Debt issuance by the top 50 European corporate entities continues to rise while overall credit quality remains strong, according to a report published by Standard & Poor’s Ratings Services.
The report, titled “Credit Quality Set To Remain Strong For Europe’s Top 50 Corporate Entities, Despite Volatile Markets,” looks at the top 30 industrials, top 10 banks, and top 10 insurance companies in
“Overall credit quality is largely unchanged since our last report, and is likely to remain strong for the group, despite considerable volatility in the markets of late,” said Standard & Poor’s Chief European Economist Jean-Michel Six. “We expect credit quality to stay broadly in the ‘A’ category for industrials and in the ‘AA’ category for financial entities in the medium term.”
The majority of the top 30 industrials in our sample, broken down into telecoms, utilities, and other industrials, continue to enjoy solid investment-grade profiles, reflecting very strong positions in their respective markets as well as enduring financial discipline. The median rating for this group is ‘A-‘, and 63% of rating modifiers (outlooks and CreditWatch placements) are stable or positive. The telecommunications sector continues to experience downward credit pressure and has the lowest overall credit quality of the European top 50, with an average rating of ‘BBB+’ and three negative outlooks. Credit quality for the nine European utilities in our study is the highest among the top 30 industrials, with an average rating of ‘A’. This group is far from stable, however, with six utilities on CreditWatch in our sample of nine as a result of significant consolidation.
At €774 billion, total debt for the top 30 industrials is at its highest level since 2001. Of the subsectors, telecoms demonstrate this trend most prominently, with total debt levels increasing by a staggering 34% to €370 billion in 2006, up from €275 billion in 2005, owing to massive increases in dividends and share buybacks (up 117% to €70 billion) and continuing significant capital spending requirements. Dividends and share buybacks have also skyrocketed in the other industrials subsectors, with the top 30 firms together returning a whopping €129 billion to their owners in 2006, up by 54% relative to 2005, which represented 120% of overall free operating cash flow in 2006.
“This indicates that some shareholder-driven initiatives are debt funded, a trend Standard & Poor’s expects to accelerate in the coming quarters,” Mr. Six added. “We also note a return to negative discretionary cash flows for the first time since the beginning of the decade, with firms using more cash than they are making.”

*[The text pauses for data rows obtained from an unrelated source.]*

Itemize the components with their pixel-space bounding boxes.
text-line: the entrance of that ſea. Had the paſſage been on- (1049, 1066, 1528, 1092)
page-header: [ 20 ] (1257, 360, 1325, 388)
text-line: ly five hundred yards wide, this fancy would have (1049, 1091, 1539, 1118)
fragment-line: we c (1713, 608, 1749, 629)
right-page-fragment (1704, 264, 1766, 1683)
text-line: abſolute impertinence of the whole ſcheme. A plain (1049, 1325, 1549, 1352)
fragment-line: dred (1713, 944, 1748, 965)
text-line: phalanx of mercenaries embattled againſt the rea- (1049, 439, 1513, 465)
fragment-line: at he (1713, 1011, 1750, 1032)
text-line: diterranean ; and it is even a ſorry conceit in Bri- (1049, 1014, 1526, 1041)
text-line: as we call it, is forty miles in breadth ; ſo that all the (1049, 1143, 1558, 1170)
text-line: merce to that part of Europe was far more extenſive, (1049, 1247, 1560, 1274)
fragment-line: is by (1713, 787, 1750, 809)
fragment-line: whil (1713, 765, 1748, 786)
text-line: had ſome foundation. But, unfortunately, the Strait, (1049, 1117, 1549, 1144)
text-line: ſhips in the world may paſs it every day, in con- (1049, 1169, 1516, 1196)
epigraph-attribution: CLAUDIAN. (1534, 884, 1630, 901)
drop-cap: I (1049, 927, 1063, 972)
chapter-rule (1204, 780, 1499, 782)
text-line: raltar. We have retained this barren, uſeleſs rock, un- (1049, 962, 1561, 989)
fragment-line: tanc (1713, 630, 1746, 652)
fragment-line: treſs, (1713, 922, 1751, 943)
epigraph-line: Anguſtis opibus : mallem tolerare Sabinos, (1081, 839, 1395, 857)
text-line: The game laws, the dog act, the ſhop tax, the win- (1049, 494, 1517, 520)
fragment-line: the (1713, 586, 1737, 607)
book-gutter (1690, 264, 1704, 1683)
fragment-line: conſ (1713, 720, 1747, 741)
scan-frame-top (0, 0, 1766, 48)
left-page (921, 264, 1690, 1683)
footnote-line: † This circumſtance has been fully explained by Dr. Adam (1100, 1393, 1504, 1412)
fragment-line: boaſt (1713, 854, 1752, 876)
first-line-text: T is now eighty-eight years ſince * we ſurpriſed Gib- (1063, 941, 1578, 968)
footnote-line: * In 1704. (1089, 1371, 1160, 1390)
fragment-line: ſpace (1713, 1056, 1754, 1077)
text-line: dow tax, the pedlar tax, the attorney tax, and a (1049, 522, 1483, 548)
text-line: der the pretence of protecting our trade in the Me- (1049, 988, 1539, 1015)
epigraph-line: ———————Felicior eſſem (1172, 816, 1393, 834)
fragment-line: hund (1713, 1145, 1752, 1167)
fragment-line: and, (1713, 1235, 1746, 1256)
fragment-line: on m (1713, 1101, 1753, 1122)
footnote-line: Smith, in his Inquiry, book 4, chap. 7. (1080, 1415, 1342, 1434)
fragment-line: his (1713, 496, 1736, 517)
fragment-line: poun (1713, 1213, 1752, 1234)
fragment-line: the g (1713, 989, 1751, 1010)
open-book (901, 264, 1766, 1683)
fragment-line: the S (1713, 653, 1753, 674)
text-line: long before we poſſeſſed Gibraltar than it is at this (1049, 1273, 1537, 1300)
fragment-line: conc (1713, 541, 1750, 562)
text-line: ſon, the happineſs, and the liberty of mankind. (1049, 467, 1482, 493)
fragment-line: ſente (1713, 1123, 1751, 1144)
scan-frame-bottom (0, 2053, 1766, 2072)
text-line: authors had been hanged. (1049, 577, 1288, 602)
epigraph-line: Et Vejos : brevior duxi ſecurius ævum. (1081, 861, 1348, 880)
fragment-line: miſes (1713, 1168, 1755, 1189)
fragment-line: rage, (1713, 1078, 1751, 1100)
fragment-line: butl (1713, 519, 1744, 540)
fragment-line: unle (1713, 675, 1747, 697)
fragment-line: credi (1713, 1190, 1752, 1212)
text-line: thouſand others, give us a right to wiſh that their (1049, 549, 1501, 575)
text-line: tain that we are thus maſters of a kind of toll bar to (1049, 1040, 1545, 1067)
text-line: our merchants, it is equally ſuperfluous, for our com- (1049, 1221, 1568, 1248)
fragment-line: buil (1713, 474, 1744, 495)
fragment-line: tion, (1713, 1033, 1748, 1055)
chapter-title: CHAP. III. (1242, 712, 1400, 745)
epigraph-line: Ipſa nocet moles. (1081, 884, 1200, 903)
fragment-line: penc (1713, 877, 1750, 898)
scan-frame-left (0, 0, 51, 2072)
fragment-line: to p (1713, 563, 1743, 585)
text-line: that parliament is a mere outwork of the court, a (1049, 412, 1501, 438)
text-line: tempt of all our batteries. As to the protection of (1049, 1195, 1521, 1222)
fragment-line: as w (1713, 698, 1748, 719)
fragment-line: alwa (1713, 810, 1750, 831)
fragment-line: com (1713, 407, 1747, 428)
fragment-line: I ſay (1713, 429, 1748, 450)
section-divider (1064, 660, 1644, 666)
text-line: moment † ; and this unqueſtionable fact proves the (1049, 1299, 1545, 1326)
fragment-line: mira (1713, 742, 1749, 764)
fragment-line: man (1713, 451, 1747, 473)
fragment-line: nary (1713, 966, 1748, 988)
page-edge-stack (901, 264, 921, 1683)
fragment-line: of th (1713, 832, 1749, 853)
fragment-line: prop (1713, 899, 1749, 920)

Leading insurers have also been making capital returns using exceptional dividends and share buybacks. Given recent strong earnings and capital rebuilding in the sector, however, Standard & Poor’s views this behaviour positively–where it is accompanied by good enterprise risk management practices–as we believe that it adds to market discipline.
The average insurance holding company counterparty credit rating has nudged upward since our last report and is now on the cusp of ‘A+’/’AA-‘, with stable outlooks on all of the top 10 insurers.
In banking, the positive rating momentum seen in 2006 has carried on into 2007. Positive outlooks continue to outweigh negative outlooks, with the overall outlook for ratings on European banks predominantly stable.
As well as commenting on trends in each sector, the report also provides a macroeconomic overview of the region.